Voix-Off : Ce vaste chantier, conduit par le syndicat d’aménagement du bassin de la Vienne a débuté en mai 2017, avec la réalisation d’une piste digue, la construction d’une rivière de dérivation et le curage de 20 000 mètres cubes de sédiments.

Yoann BRIZARD
Directeur / Syndicat d’aménagement du bassin de la Vienne
"Et on ne peut pas lâcher 20 000 mètres cubes de sédiments d’un coup parce que là on va faire une grosse consommation d’oxygène et quasiment tuer tout ce qui peut vivre dans la rivière en aval du barrage."

Voix-Off : Pour éviter ce désastre écologique, un choix technique rare et innovant a permis de déconstruire en douceur. Les 1 200 tonnes de béton du barrage, ont été sciées, découpées, méthodiquement, par tranches, au fil diamant.

Yoann BRIZARD
Directeur / Syndicat d’aménagement du bassin de la Vienne
"On commence par faire un forage dans le barrage, un trou, pour pouvoir passer un câble fil diamant qui fait à peu près 1 centimètre de diamètre de manière à créer une sorte de boucle et raccorder ces deux boucles à une machine qui va commencer à faire tourner ce fil et à le tirer en même temps."
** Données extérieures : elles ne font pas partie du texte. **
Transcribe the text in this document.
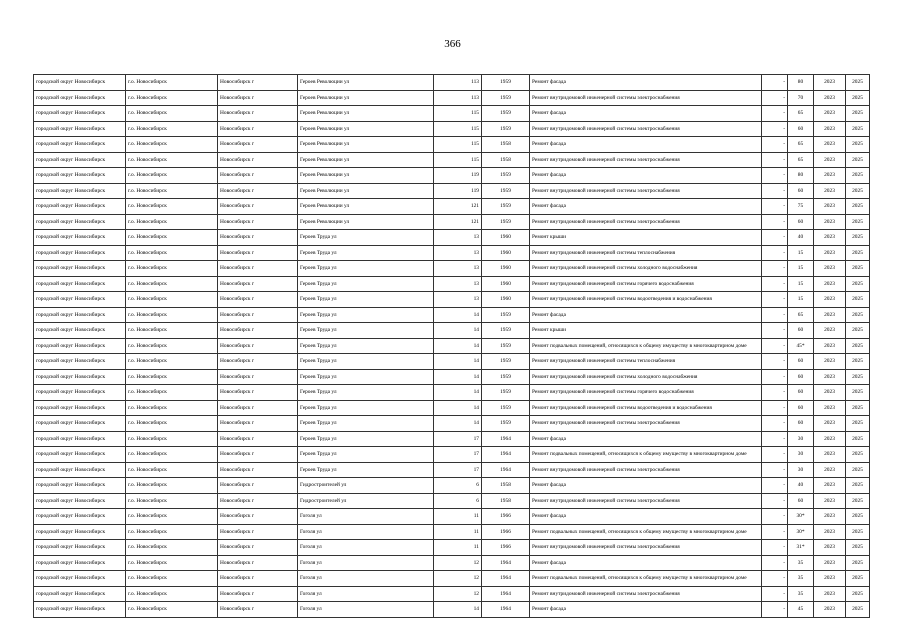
366
городской округ Новосибирск	г.о. Новосибирск	Новосибирск г	Героев Революции ул	113	1959	Ремонт фасада	-	80	2023	2025
городской округ Новосибирск	г.о. Новосибирск	Новосибирск г	Героев Революции ул	113	1959	Ремонт внутридомовой инженерной системы электроснабжения	-	70	2023	2025
городской округ Новосибирск	г.о. Новосибирск	Новосибирск г	Героев Революции ул	115	1959	Ремонт фасада	-	65	2023	2025
городской округ Новосибирск	г.о. Новосибирск	Новосибирск г	Героев Революции ул	115	1959	Ремонт внутридомовой инженерной системы электроснабжения	-	60	2023	2025
городской округ Новосибирск	г.о. Новосибирск	Новосибирск г	Героев Революции ул	115	1958	Ремонт фасада	-	65	2023	2025
городской округ Новосибирск	г.о. Новосибирск	Новосибирск г	Героев Революции ул	115	1958	Ремонт внутридомовой инженерной системы электроснабжения	-	65	2023	2025
городской округ Новосибирск	г.о. Новосибирск	Новосибирск г	Героев Революции ул	119	1959	Ремонт фасада	-	80	2023	2025
городской округ Новосибирск	г.о. Новосибирск	Новосибирск г	Героев Революции ул	119	1959	Ремонт внутридомовой инженерной системы электроснабжения	-	60	2023	2025
городской округ Новосибирск	г.о. Новосибирск	Новосибирск г	Героев Революции ул	121	1959	Ремонт фасада	-	75	2023	2025
городской округ Новосибирск	г.о. Новосибирск	Новосибирск г	Героев Революции ул	121	1959	Ремонт внутридомовой инженерной системы электроснабжения	-	60	2023	2025
городской округ Новосибирск	г.о. Новосибирск	Новосибирск г	Героев Труда ул	13	1960	Ремонт крыши	-	40	2023	2025
городской округ Новосибирск	г.о. Новосибирск	Новосибирск г	Героев Труда ул	13	1960	Ремонт внутридомовой инженерной системы теплоснабжения	-	15	2023	2025
городской округ Новосибирск	г.о. Новосибирск	Новосибирск г	Героев Труда ул	13	1960	Ремонт внутридомовой инженерной системы холодного водоснабжения	-	15	2023	2025
городской округ Новосибирск	г.о. Новосибирск	Новосибирск г	Героев Труда ул	13	1960	Ремонт внутридомовой инженерной системы горячего водоснабжения	-	15	2023	2025
городской округ Новосибирск	г.о. Новосибирск	Новосибирск г	Героев Труда ул	13	1960	Ремонт внутридомовой инженерной системы водоотведения и водоснабжения	-	15	2023	2025
городской округ Новосибирск	г.о. Новосибирск	Новосибирск г	Героев Труда ул	14	1959	Ремонт фасада	-	65	2023	2025
городской округ Новосибирск	г.о. Новосибирск	Новосибирск г	Героев Труда ул	14	1959	Ремонт крыши	-	60	2023	2025
городской округ Новосибирск	г.о. Новосибирск	Новосибирск г	Героев Труда ул	14	1959	Ремонт подвальных помещений, относящихся к общему имуществу в многоквартирном доме	-	45*	2023	2025
городской округ Новосибирск	г.о. Новосибирск	Новосибирск г	Героев Труда ул	14	1959	Ремонт внутридомовой инженерной системы теплоснабжения	-	60	2023	2025
городской округ Новосибирск	г.о. Новосибирск	Новосибирск г	Героев Труда ул	14	1959	Ремонт внутридомовой инженерной системы холодного водоснабжения	-	60	2023	2025
городской округ Новосибирск	г.о. Новосибирск	Новосибирск г	Героев Труда ул	14	1959	Ремонт внутридомовой инженерной системы горячего водоснабжения	-	60	2023	2025
городской округ Новосибирск	г.о. Новосибирск	Новосибирск г	Героев Труда ул	14	1959	Ремонт внутридомовой инженерной системы водоотведения и водоснабжения	-	60	2023	2025
городской округ Новосибирск	г.о. Новосибирск	Новосибирск г	Героев Труда ул	14	1959	Ремонт внутридомовой инженерной системы электроснабжения	-	60	2023	2025
городской округ Новосибирск	г.о. Новосибирск	Новосибирск г	Героев Труда ул	17	1964	Ремонт фасада	-	30	2023	2025
городской округ Новосибирск	г.о. Новосибирск	Новосибирск г	Героев Труда ул	17	1964	Ремонт подвальных помещений, относящихся к общему имуществу в многоквартирном доме	-	30	2023	2025
городской округ Новосибирск	г.о. Новосибирск	Новосибирск г	Героев Труда ул	17	1964	Ремонт внутридомовой инженерной системы электроснабжения	-	30	2023	2025
городской округ Новосибирск	г.о. Новосибирск	Новосибирск г	Гидростроителей ул	6	1958	Ремонт фасада	-	40	2023	2025
городской округ Новосибирск	г.о. Новосибирск	Новосибирск г	Гидростроителей ул	6	1958	Ремонт внутридомовой инженерной системы электроснабжения	-	60	2023	2025
городской округ Новосибирск	г.о. Новосибирск	Новосибирск г	Гоголя ул	11	1966	Ремонт фасада	-	30*	2023	2025
городской округ Новосибирск	г.о. Новосибирск	Новосибирск г	Гоголя ул	11	1966	Ремонт подвальных помещений, относящихся к общему имуществу в многоквартирном доме	-	30*	2023	2025
городской округ Новосибирск	г.о. Новосибирск	Новосибирск г	Гоголя ул	11	1966	Ремонт внутридомовой инженерной системы электроснабжения	-	31*	2023	2025
городской округ Новосибирск	г.о. Новосибирск	Новосибирск г	Гоголя ул	12	1964	Ремонт фасада	-	35	2023	2025
городской округ Новосибирск	г.о. Новосибирск	Новосибирск г	Гоголя ул	12	1964	Ремонт подвальных помещений, относящихся к общему имуществу в многоквартирном доме	-	35	2023	2025
городской округ Новосибирск	г.о. Новосибирск	Новосибирск г	Гоголя ул	12	1964	Ремонт внутридомовой инженерной системы электроснабжения	-	35	2023	2025
городской округ Новосибирск	г.о. Новосибирск	Новосибирск г	Гоголя ул	14	1964	Ремонт фасада	-	45	2023	2025
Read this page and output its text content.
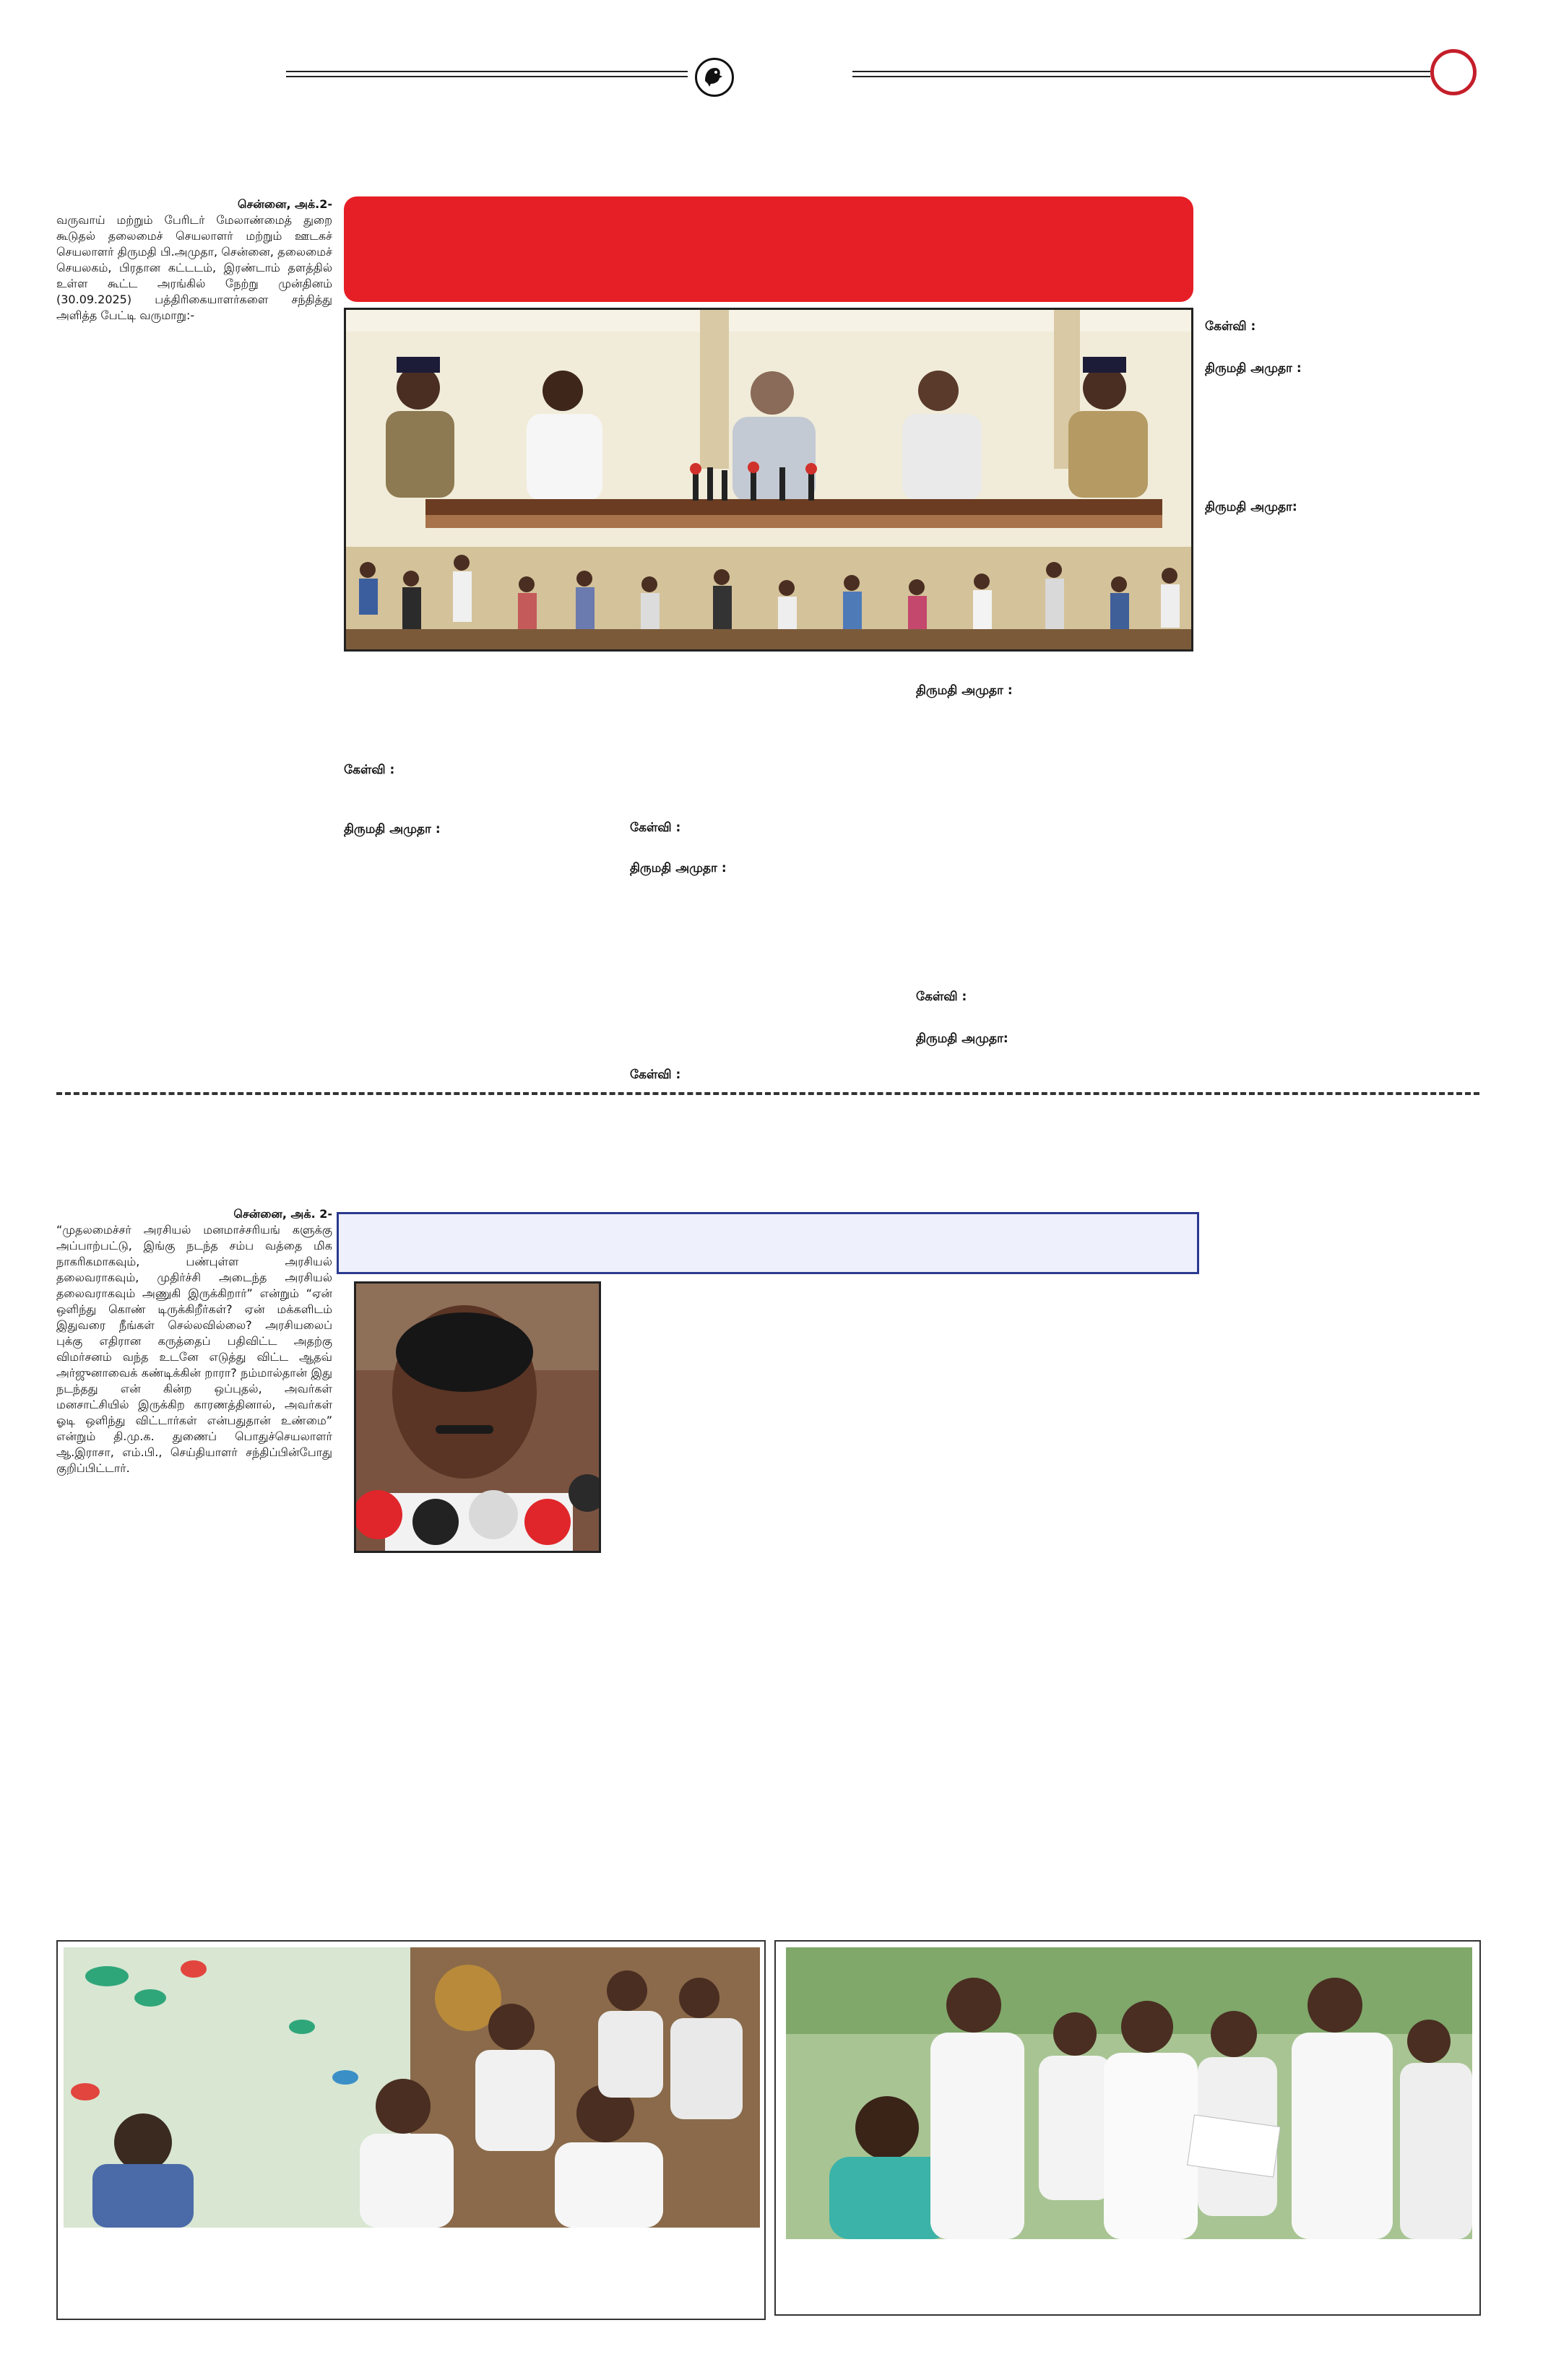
சென்னை, அக்.2-
வருவாய் மற்றும் பேரிடர் மேலாண்மைத் துறை கூடுதல் தலைமைச் செயலாளர் மற்றும் ஊடகச் செயலாளர் திருமதி பி.அமுதா, சென்னை, தலைமைச் செயலகம், பிரதான கட்டடம், இரண்டாம் தளத்தில் உள்ள கூட்ட அரங்கில் நேற்று முன்தினம் (30.09.2025) பத்திரிகையாளர்களை சந்தித்து அளித்த பேட்டி வருமாறு:-
கேள்வி :
திருமதி அமுதா :
திருமதி அமுதா:
திருமதி அமுதா :
கேள்வி :
திருமதி அமுதா :	கேள்வி :
திருமதி அமுதா :
கேள்வி :
திருமதி அமுதா:
கேள்வி :
சென்னை, அக். 2-
“முதலமைச்சர் அரசியல் மனமாச்சரியங் களுக்கு அப்பாற்பட்டு, இங்கு நடந்த சம்ப வத்தை மிக நாகரிகமாகவும், பண்புள்ள அரசியல் தலைவராகவும், முதிர்ச்சி அடைந்த அரசியல் தலைவராகவும் அணுகி இருக்கிறார்” என்றும் “ஏன் ஒளிந்து கொண் டிருக்கிறீர்கள்? ஏன் மக்களிடம் இதுவரை நீங்கள் செல்லவில்லை? அரசியலைப் புக்கு எதிரான கருத்தைப் பதிவிட்ட அதற்கு விமர்சனம் வந்த உடனே எடுத்து விட்ட ஆதவ் அர்ஜுனாவைக் கண்டிக்கின் றாரா? நம்மால்தான் இது நடந்தது என் கின்ற ஒப்புதல், அவர்கள் மனசாட்சியில் இருக்கிற காரணத்தினால், அவர்கள் ஓடி ஒளிந்து விட்டார்கள் என்பதுதான் உண்மை” என்றும் தி.மு.க. துணைப் பொதுச்செயலாளர் ஆ.இராசா, எம்.பி., செய்தியாளர் சந்திப்பின்போது குறிப்பிட்டார்.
Voix-Off : Ce chantier spectaculaire, qui a attiré des milliers d’habitants, a coûté 1 million et demi d’euros, financés à 80 % par l’agence de l’eau Loire Bretagne, 20 % par la Région Nouvelle Aquitaine.
Janvier 2019, un an après la fin de travaux, la Glane a retrouvé son lit naturel, la continuité écologique de la rivière est restaurée.

Yoann BRIZARD
Directeur / Syndicat d’aménagement du bassin de la Vienne
"Donc, retour de la biodiversité, les libellules, les invertébrés, la loutre, les espèces piscicoles.

Voix-Off : Sur les berges, des arbres sont replantés pour recréer une biodiversité.

Pierre ALLARD
Maire de Saint-Junien (87)
"Et on va y aménager un sentier d’interprétation qui permettra de retrouver les espèces, de retrouver l’histoire et je crois que le résultat que l’on a aujourd’hui est à la hauteur de ce que l’on espérait à Saint-Junien."

Philippe BARRY
Président / Syndicat d’aménagement du bassin de la Vienne
"Ce fonctionnement naturel, immanquablement, y contribue à améliorer la qualité de l’eau."

Pierre ALLARD
Maire de Saint-Junien (87)
"Et c’est un lieu au-delà du développement durable qui est important pour notre population. Ça fait partie, aussi, du poumon vert de la ville."

Voix-Off : Le Gué Giraud, en haute Vienne, est l’un des 25 sites du programme de travaux pour reconquérir la continuité écologique du bassin de la Glane.